In our latest survey, we noticed the following prices in all the three big supermarkets i.e. Pick N’ Pay, Food World and OK as well as in other shops including the famous Mahommed Mussa wholesaler:
- A pack of 4 (Petal) tissues was selling for $1 300 ZWL compared to about US$1.30 in the tuckshops that exclusively sell in USD.
- Red Seal Roller Meal was selling for an average of $4 800 ZWL per 10kg sack compared to US$4.80 to $5.00 in the tuckshops.
- A crate of 30 eggs is being sold for around $3 500 ZWL and $4 200 ZWL in supermarkets and US$2.80 and US$3.80
- Commercial beef is being sold at around $4 500 ZWL per kg and US$4.50 per kg
- Boom washing powder was selling for $3 800 ZWL for a 2kg pack which is selling for US$3.70 in tuckshops
- Boom thick bleach is selling for $1 800 ZWL in Food World and Trade Centre and about US$1.80 at Tsiga grounds
- A pack of “Jiggies” is selling for about $ 1 200 ZWL in supermarkets and US$1.20 at Mbare Musika retail stalls
- A 500g package of dried beans is selling for $605 ZWL and US$0.50 respectively.
- It’s the same with chicken cuts which are selling for around $3 800ZWL and US$3.80 in other butcheries
We could give you more and more evidence like this but the picture is pretty clear. Shops are now using a rate of $1 000 ZWL as to 1 USD at the very least. It seems some shops are using a rate that might be above this. It is always hard to tell what exact rate shops are using because they tend to have more overhead expenses compared to tuckshops and Facebook Market sellers. However, in this case, it is pretty clear that the rate has at the very least reached the dreaded 1 000 ZWL mark.
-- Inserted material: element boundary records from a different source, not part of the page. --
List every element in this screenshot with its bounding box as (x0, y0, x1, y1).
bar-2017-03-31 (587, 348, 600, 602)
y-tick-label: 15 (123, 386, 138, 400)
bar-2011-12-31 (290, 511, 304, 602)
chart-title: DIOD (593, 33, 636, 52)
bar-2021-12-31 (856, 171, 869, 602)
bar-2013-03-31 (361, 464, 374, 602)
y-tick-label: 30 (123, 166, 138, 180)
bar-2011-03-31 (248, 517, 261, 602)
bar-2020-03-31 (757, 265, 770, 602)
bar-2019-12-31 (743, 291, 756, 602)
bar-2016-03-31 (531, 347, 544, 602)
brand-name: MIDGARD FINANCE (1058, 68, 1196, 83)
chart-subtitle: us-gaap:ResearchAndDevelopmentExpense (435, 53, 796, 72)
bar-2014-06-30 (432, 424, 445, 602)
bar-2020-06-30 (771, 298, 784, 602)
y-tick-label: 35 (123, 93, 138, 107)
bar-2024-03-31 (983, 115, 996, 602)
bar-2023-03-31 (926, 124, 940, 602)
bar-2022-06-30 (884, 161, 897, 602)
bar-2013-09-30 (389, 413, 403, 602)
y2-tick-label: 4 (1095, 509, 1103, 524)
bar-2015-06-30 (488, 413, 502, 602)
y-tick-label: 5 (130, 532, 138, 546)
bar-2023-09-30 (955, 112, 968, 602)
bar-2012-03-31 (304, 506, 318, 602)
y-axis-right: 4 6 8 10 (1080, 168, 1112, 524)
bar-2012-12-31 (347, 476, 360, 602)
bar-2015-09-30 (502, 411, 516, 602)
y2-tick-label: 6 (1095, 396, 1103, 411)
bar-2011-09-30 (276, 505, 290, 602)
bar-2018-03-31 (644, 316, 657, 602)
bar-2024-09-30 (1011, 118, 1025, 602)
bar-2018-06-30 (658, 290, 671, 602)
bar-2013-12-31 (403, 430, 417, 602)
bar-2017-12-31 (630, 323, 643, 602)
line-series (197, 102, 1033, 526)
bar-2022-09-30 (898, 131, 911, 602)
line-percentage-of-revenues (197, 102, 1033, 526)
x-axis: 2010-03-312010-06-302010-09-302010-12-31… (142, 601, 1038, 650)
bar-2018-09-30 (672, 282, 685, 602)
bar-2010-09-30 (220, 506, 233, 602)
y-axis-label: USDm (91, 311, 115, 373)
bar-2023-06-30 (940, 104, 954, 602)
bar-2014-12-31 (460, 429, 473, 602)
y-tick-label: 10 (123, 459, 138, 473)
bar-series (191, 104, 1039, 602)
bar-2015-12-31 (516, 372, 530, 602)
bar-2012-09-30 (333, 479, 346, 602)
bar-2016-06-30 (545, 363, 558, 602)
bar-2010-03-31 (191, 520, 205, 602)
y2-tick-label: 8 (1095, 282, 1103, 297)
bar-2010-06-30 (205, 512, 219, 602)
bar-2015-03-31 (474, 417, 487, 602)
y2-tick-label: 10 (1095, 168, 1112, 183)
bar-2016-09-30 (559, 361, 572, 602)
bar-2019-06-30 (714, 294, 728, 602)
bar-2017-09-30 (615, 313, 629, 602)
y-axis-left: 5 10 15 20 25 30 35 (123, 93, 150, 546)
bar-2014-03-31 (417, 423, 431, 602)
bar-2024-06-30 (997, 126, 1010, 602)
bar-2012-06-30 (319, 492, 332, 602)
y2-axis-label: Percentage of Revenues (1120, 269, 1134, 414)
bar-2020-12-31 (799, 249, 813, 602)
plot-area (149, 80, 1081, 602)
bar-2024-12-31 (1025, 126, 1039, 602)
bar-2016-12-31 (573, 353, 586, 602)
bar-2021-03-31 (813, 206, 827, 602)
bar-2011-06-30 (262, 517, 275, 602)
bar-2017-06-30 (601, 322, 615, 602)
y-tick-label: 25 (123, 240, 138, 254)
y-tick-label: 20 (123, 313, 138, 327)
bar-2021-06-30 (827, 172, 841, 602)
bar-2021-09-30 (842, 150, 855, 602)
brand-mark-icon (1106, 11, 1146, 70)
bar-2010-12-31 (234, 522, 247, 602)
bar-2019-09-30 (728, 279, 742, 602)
Why you are not getting this rate on the streets?
Whenever we publish our rate page we get a lot of people calling us all sorts of names. They feel like we are manipulating the rate even though we clearly state that we do not publish black market rates. We publish rates that shops use to set their prices because we are called Zimpricecheck for a reason. More often than not there is a difference between what you can get when you sell your USD on the streets and what shops us. Generally, there are several types of unofficial rates:
- The buying rate which is the rate that the black market on the streets is willing to pay you. This is often lower than the rates shops are using.
- The asking rate-this is the rate you pay when you buy foreign currency on the black market. This is often higher than the buying rate.
- The difference between the two rates is known as the spread. This is how the black market dealers make some of their money.
- Shops tend to use a rate that is closer than the asking rate or even higher because they have to buy foreign currency from these dealers too.
- Sometimes shops even charge a higher rate because they are using what is known as a forward rate. They is a time lag between when they make a ZWL sale and when they get to change the money from ZWL to USD on the black market. To shield themselves from possible rate hikes they use a rate that is much higher than even the asking rate. They figure that once the time they need to make conversion arrives the rate would be closer to what they forecasted. Today that rate is roughly around $1 000 ZWL while the actual asking rate is around $950 ZWL.
A self-fulling prophecy
Such rate movements and predictions tend to be self-fulfilling prophecies. Everyone is trying to shield themselves from future rate increases so they start using that rate of $1 000 ZWL and just like that it becomes the new asking rate. Shops have to come up with a new rate to protect themselves so they end up settling for say $1 200 ZWL and everyone follows suit. That is speculative behaviour that the government is always castigating and blaming for causing rate spikes. The truth is the government is partly right. Another cause is money printing which often comes in the form of government contracts in Zimbabwe.